The v2 → v3a methodology arc is in
scoring/v2-costs-2026-05-09.md.
| Stage | Spend |
|---|---|
| Q1-Q4 design walk | $0.04 |
| Phase 1 implementation + dogfood | $0.05 |
| Phase 1.5 precision test | $0.00 (analysis only) |
| Phase 2/3 setup | $0.00 |
| Total to ship the wrapper | ~$0.10 |
| Hammerstein-7B v1 (initial ship 2026-05-08) | ~$4.06 |
| ↳ data gen (308 synthetic pairs) | $2.31 |
| ↳ training (RunPod RTX 4090, ~50 min) | ~$0.50 |
| ↳ gold eval (40 OpenRouter calls) | $0.315 |
| ↳ pod eval (RunPod RTX 4090, ~1 hr) | ~$0.50 |
| ↳ GGUF conversion (RunPod A5000, ~6 min + dud-pod retry) | ~$0.22 |
| ↳ Hammerstein audits during build | $0.21 |
| v2 refinement experiments (data scale + teacher swap A/B) | $27.74 |
| ↳ OpenRouter data gen (1494 + 1451 pairs) | $25.93 |
| ↳ RunPod pod time | $1.78 |
| ↳ Pre-flight Hammerstein audit + DeepSeek smoke | $0.03 |
| v3a launch swap (mixed-mode mitigation, 2026-05-09) | $2.49 |
| ↳ Off-domain data gen (214 pairs) | $0.07 |
| ↳ RunPod pod time (train + 3 evals) | $2.02 |
| ↳ Head-to-head LLM judge | $0.40 |
| Wargame extension dogfood (text + multimodal) | ~$0.10 |
| Web UI (Phase 6) build | $0 (no inference; local FastAPI + React) |
| Total end-to-end | ~$34.50 |
| Anthropic quota burned by hammerstein | $0 |
License pending (MIT most likely, matching the upstream framework). The hammerstein corpus + framework has its own license; this repo is downstream tooling.

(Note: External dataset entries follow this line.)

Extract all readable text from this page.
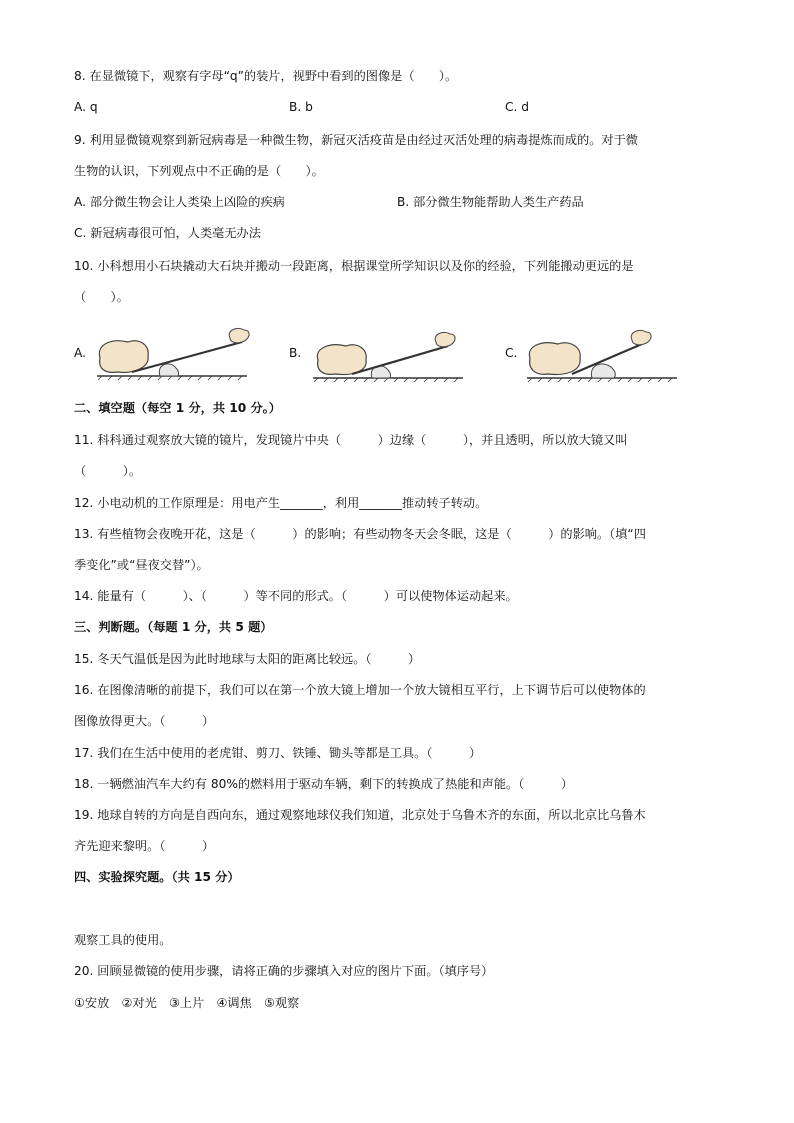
8. 在显微镜下，观察有字母“q”的装片，视野中看到的图像是（　　）。
A. q	B. b	C. d
9. 利用显微镜观察到新冠病毒是一种微生物，新冠灭活疫苗是由经过灭活处理的病毒提炼而成的。对于微
生物的认识，下列观点中不正确的是（　　）。
A. 部分微生物会让人类染上凶险的疾病	B. 部分微生物能帮助人类生产药品
C. 新冠病毒很可怕，人类毫无办法
10. 小科想用小石块撬动大石块并搬动一段距离，根据课堂所学知识以及你的经验，下列能搬动更远的是
（　　）。
A.	B.	C.
二、填空题（每空 1 分，共 10 分。）
11. 科科通过观察放大镜的镜片，发现镜片中央（　　　）边缘（　　　），并且透明，所以放大镜又叫
（　　　）。
12. 小电动机的工作原理是：用电产生_______，利用_______推动转子转动。
13. 有些植物会夜晚开花，这是（　　　）的影响；有些动物冬天会冬眠，这是（　　　）的影响。（填“四
季变化”或“昼夜交替”）。
14. 能量有（　　　）、（　　　）等不同的形式。（　　　）可以使物体运动起来。
三、判断题。（每题 1 分，共 5 题）
15. 冬天气温低是因为此时地球与太阳的距离比较远。（　　　）
16. 在图像清晰的前提下，我们可以在第一个放大镜上增加一个放大镜相互平行，上下调节后可以使物体的
图像放得更大。（　　　）
17. 我们在生活中使用的老虎钳、剪刀、铁锤、锄头等都是工具。（　　　）
18. 一辆燃油汽车大约有 80%的燃料用于驱动车辆，剩下的转换成了热能和声能。（　　　）
19. 地球自转的方向是自西向东，通过观察地球仪我们知道，北京处于乌鲁木齐的东面，所以北京比乌鲁木
齐先迎来黎明。（　　　）
四、实验探究题。（共 15 分）
观察工具的使用。
20. 回顾显微镜的使用步骤，请将正确的步骤填入对应的图片下面。（填序号）
①安放　②对光　③上片　④调焦　⑤观察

Kurt von Hammerstein-Equord (Chef der Heeresleitung 1930-1934) classified officers along two axes: clever/stupid by lazy/industrious. The dangerous quadrant is stupid-industrious: working hard in the wrong direction with total commitment. The framework's central claim, applied to software and strategy: that kind of misdirected commitment is more dangerous than plain incapability, and the defense is structural (verification gates, role assignment, legible failure logging) rather than dispositional (better instructions, more careful execution). This repo applies the framework to itself: a wrapper that audits its own use, a precision test that scored its own heuristic at 53% and forced a pivot, an abandonment gate that can vote ABORT without asking permission.